GIS was instrumental in tracking and analyzing all this data.  The approach, data, and analytical methods used to estimate natural land loss in the western U.S. can be viewed here:  https://www.disappearingwest.org/methodology.pdf
For the full article on this project follow this link:  https://www.disappearingwest.org/

Tuesday, June 7, 2016

Debugging and Error Handling

GIS Programming - Mod 4

Debugging and error handling are crucial aspects of programming.  Mistakes happen and when then do it's very important to know how to fix them.  Our assignment this week was to work on three scripts that had errors in them.  The first script was to print out the names of all the fields in an attribute table of a shape file.  It had a couple typos that needed to be fixed, then ran fine.

Script 1 Results


The second script was to print out the names of all the layers in the data frame in a map.  This one was a little more complex.  In this script we had to correct 8 errors of different types, from correcting paths, to typos, to adding or removing arguments from statements.

Script 2 Results

The last script was the most difficult in that it was a difficult concept to understand.  The intent of the script was to return an error statement for Part A and certain information from the data frame of a map for Part B.  Part B had no errors in it, but we had to get through Part A before we could get there.  Instead of correcting the errors in Part A we had to use a try-except statement to allow the script to run through the error portion without failing, but returning a relevant error message, then move on to the second portion of the script.  To accomplish this I ran the script to see where my first error was then investigated that.  I saw I was missing an argument in a statement so I placed my try before that line.   At this point I wasn’t really sure how the try-except worked so tried the except after the for statement to see what that would do.  I ran the script again and came up with another error.   I realized at this point that nothing after setting mapdoc could work right because everything was based off mapdoc being correct so I moved my except to the end of Part A and added the second error type to the argument and ran the script.  This time my script ran correctly, but I realized by moving the except where I did I shouldn’t be getting that second error any more so I removed that and tried again and it was good.

Script 3 Results

We also had to do a flow chart for one of the scripts.  I chose to do it for Script 1.

Flow Chart of Script 1



Saturday, June 4, 2016

Tsunami Evacuation

Applications in GIS - Mod 3

In March of 2011 the Great East Japan Earthquake occurred off the Pacific coast of the northeastern part of Japan causing devastating damage and extremely destructive tsunami waves, which caused even more damage.  This damage included the disabling of the reactor cooling systems of the Fukushima Daiichi Nuclear Power Plant, one of the largest nuclear power stations in the world, which lead to nuclear radiation leaks.  This week's assignment was to map the radiation evacuation zones surrounding the Fukushima-Daiichi Nuclear Power Plant, analyze the tsunami runup on the Fukushima coast for three zones, and determine the at-risk population locations within each of those zones.

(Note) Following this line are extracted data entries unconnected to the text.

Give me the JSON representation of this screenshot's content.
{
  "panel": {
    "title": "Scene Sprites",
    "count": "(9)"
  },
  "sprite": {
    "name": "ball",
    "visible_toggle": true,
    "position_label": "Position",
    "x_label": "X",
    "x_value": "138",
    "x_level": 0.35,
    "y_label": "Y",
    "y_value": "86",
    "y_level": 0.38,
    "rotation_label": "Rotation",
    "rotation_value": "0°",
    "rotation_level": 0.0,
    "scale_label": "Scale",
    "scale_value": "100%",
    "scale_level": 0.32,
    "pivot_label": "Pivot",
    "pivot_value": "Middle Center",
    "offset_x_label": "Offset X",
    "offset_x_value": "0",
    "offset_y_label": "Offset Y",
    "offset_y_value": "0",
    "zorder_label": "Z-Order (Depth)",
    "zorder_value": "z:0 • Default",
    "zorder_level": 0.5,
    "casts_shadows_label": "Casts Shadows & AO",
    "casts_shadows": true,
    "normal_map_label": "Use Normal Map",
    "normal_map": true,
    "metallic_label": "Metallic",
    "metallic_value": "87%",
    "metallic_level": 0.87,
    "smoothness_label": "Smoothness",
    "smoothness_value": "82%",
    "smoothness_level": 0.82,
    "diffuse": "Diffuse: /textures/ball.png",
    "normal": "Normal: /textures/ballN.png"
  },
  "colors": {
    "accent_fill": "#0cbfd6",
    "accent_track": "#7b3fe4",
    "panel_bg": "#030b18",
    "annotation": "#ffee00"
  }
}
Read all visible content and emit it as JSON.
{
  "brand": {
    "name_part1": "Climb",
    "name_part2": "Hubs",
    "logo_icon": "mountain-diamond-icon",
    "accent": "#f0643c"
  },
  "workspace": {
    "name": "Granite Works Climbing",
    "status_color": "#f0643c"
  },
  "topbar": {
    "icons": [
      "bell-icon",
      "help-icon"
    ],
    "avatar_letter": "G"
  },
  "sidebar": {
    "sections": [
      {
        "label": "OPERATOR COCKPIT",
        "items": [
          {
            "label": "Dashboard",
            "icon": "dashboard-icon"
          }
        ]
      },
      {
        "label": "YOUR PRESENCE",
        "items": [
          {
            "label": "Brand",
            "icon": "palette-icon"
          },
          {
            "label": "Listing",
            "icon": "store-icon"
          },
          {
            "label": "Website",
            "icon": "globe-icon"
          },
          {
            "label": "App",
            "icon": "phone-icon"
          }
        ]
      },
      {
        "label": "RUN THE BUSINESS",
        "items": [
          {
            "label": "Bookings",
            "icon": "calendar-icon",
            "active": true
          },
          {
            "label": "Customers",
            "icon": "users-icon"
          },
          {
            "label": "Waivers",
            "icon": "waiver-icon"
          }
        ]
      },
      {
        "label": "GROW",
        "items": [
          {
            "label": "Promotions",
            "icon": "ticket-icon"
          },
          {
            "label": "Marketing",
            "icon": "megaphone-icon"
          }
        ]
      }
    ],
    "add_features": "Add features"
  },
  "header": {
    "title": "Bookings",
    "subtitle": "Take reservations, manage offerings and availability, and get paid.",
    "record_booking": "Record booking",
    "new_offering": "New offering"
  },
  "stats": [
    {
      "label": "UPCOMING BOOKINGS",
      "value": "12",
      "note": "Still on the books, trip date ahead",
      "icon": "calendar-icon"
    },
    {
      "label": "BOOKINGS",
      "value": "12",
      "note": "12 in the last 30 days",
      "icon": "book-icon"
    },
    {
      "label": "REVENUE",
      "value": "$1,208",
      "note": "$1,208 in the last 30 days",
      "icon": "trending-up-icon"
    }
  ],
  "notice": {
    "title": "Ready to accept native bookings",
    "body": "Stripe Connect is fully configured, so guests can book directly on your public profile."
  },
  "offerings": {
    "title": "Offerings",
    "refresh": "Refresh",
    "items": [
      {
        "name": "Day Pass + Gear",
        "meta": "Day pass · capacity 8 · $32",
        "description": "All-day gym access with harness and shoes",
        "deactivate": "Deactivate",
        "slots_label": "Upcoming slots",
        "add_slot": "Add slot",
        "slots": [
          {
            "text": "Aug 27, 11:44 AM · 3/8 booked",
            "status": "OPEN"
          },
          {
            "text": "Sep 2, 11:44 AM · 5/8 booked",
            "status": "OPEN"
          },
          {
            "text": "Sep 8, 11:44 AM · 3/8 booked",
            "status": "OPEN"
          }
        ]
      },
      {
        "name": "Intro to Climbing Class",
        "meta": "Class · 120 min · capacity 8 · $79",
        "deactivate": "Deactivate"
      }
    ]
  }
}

We started the assignment by creating a geodatabase and datasets to store the data we'd be using and creating for the assignment.  Next we
isolated the Fukushima II Power Plant for analysis to determine radiation evacuation zones using the Multiple Ring Buffer and Clip tools, then adjusted the symbology to create the different zones.  With the evacuation zones in place we ran queries to isolate the impacted cities and determine the population affected.

Our last portion was to determine the evacuation zones for the tsunami runup, estimate at-risk cities within each, and identify roads and nuclear power plants that would be inundated.  Again we created a buffer of 10,000 meters of coastline to work from. The rest was accomplished through a model, automating the Con, Raster to Polygon, Append and Intersect tools to create the tsunami runup evacuation zones and clip out the roads, power plants and cities that fell within those zones.